In the article, he expresses his hope that the Catholic Church can continue to attract quality new music: 'I like to imagine that the Church has a future once more as patron of musical art.'

Read the full article

Winner of the Schellhorn Prize for Sacred Music Composition announced

The winner of the 2015 inaugural Schellhorn Prize for Sacred Music Composition has been announced.

Marco Galvani

Young composer Marco Galvani wins a £500 prize and a world premiere during the Holy Week services at St Mary Moorfields Catholic Church in the City of London.

Marco, 20, from Prenton on the Wirral, is a second-year Music student at The Queen’s College, Oxford. His piece
Ecce Quam Bonum, a short setting of the first verses of Psalm 133, will be performed on Holy Saturday.

Marco said: ‘Winning this prize means an awful lot to me. I put a lot into the piece, I pushed myself more than I had before and tried out more complex ideas.

‘I have been singing choral music for as long as I can remember, and it’s an amazing feeling to win a prize for a choral piece that I have composed myself. I’m very excited about having my piece performed in London.’

Classical pianist Matthew Schellhorn founded the prize in 2014 to foster artistic endeavor and encourage excellence in the Sacred Liturgy. Matthew said: ‘The competition is aimed at 18 to 26 year olds, which is the age when musicians need financial help and encouragement and some kind of infrastructure. It is hoped the prize will provide an incentive and build up a working relationship.’

‘I was delighted to work with four leading practicing musicians in order to recommend a winner. Judging was a tough call because many of the entries displayed a high degree of compositional merit and sensitivity. Marco’s piece was outstanding, and further it is performable by a small group making it adaptable in the real world.

In addition, the Trustees have given an honourable mention to the following: Robert Busiakiewitz for
Kyrie, Barnaby Martin for Gloria, Thomas Neal for Pange lingua.

Matthew added: ‘Encouraging people to write liturgical music helps to raise the standard of contemporary music in Catholic churches. Currently lots of brilliant liturgical music is commissioned but is performed in concert and not in the Sacred Liturgy. This prize helps re-establish the link between liturgical music and the Church.’

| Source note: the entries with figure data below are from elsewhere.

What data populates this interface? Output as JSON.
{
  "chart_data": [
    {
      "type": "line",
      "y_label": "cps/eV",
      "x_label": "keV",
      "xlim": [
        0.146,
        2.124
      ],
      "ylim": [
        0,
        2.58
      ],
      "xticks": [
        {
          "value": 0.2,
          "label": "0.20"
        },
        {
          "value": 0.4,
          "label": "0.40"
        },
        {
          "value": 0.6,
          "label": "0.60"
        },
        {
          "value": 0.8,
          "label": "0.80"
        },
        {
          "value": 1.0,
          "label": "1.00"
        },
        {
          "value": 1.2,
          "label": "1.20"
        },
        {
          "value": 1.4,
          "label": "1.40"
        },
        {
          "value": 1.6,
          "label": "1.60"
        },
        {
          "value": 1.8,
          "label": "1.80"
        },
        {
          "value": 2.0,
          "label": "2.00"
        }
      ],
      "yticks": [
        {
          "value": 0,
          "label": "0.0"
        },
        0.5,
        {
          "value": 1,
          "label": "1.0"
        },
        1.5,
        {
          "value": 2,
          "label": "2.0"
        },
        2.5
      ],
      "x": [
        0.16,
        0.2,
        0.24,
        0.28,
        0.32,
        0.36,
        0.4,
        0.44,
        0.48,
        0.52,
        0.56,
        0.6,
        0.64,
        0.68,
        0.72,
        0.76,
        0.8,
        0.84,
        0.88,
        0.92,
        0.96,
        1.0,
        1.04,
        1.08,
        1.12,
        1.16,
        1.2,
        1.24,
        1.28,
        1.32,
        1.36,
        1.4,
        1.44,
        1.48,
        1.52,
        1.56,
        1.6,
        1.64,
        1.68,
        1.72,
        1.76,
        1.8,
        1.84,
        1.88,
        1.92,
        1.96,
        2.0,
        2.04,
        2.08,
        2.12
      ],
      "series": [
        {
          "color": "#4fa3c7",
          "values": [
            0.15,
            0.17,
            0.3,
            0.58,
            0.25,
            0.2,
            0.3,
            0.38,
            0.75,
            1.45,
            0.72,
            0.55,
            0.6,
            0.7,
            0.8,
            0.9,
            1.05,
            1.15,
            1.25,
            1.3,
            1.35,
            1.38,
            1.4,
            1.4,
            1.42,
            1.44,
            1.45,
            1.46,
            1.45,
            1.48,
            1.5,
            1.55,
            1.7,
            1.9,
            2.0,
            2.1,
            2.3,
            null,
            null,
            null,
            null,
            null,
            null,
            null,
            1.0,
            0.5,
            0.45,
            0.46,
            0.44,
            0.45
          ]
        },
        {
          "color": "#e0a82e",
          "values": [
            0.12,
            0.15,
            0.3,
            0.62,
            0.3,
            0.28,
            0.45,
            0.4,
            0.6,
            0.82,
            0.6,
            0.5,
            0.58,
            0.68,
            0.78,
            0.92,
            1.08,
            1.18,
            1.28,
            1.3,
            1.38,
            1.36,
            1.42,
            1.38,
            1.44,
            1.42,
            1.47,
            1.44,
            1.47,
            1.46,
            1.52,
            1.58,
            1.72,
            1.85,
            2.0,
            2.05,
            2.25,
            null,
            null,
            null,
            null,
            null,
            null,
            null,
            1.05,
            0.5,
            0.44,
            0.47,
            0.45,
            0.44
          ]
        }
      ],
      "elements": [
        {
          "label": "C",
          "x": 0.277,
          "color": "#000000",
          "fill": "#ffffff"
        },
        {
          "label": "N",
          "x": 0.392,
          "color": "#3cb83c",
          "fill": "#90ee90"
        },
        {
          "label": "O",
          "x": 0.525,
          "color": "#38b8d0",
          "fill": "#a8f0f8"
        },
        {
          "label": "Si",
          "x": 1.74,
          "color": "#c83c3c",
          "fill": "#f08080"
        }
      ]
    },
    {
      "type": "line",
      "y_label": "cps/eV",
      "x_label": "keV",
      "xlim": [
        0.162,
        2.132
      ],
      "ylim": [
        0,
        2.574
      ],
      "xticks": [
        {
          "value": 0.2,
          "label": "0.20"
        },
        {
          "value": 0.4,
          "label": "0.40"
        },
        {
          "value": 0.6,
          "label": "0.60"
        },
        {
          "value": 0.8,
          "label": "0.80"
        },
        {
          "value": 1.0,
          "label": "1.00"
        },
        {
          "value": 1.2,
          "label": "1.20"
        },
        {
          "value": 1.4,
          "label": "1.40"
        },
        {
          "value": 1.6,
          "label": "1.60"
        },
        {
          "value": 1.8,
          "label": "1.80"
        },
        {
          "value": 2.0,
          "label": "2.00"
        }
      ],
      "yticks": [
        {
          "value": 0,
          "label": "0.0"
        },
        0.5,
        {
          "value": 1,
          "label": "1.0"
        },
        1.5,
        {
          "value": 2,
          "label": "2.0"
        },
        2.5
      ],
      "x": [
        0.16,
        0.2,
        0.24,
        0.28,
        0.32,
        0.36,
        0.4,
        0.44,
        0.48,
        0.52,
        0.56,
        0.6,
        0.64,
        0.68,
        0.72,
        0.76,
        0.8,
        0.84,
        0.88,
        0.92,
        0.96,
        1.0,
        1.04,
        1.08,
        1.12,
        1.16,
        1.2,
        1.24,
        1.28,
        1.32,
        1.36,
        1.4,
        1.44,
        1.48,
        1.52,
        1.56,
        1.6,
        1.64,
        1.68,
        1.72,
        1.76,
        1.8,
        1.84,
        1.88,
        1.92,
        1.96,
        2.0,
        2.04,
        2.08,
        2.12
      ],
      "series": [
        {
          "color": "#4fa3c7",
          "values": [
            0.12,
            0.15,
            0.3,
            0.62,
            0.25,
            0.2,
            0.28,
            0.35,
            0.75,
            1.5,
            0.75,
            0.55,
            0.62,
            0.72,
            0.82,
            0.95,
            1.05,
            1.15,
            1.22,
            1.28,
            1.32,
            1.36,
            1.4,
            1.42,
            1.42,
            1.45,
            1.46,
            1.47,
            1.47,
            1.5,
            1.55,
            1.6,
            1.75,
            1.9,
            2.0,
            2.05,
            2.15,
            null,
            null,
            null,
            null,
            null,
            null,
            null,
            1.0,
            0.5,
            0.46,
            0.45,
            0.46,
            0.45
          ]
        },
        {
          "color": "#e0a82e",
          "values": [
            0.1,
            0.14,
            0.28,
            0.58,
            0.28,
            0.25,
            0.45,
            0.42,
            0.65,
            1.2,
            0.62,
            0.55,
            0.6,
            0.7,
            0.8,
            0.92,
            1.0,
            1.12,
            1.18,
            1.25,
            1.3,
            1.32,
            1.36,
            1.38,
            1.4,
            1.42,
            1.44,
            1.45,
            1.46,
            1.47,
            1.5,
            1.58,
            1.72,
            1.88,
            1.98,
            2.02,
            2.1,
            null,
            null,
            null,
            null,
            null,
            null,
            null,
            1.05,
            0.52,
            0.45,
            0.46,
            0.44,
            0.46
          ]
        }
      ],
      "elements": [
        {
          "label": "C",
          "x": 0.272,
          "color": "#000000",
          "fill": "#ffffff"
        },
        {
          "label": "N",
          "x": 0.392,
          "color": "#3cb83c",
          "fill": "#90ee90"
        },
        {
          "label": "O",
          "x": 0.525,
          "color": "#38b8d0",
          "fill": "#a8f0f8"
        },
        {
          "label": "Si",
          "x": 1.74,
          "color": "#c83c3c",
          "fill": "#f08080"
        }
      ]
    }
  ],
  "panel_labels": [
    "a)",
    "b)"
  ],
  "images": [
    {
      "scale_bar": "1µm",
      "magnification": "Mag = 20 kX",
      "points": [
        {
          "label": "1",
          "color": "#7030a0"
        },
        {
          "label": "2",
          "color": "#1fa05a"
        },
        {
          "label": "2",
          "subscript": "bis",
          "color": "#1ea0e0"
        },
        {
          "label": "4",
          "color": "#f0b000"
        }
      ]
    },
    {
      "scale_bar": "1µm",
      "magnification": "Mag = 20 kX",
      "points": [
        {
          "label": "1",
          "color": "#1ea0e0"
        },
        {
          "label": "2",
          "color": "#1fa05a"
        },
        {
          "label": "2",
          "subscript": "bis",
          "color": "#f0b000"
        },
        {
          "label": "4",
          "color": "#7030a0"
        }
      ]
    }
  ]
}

The Schellhorn Prize for Sacred Music Composition is supported by the Latin Mass Society of England and Wales. Chairman Joseph Shaw said: ‘I am delighted that the Latin Mass Society has taken part in this important initiative of the Schellhorn Trust to encourage young composers to tackle liturgical music. I congratulate Marco for his winning piece, which will be a worthy part of our Holy Week services in St Mary Moorfields, London, this year.’

New review for Stations

Online review site MusicWeb International has published a new review for Matthew Schellhorn's latest solo disc, Ian Wilson: Stations.

MusicWeb International

Hubert Culot writes: "Matthew Schellhorn's committed approach is aided by his unfailing technique to bring out the best of this extraordinary construction. His beautifully shaped performance is also well served by an excellent recording allowing for a natural piano sound that never sounds aggressive even in the more forceful moments. … Ian Wilson's Stations is a major addition to the piano repertoire of the twenty-first century."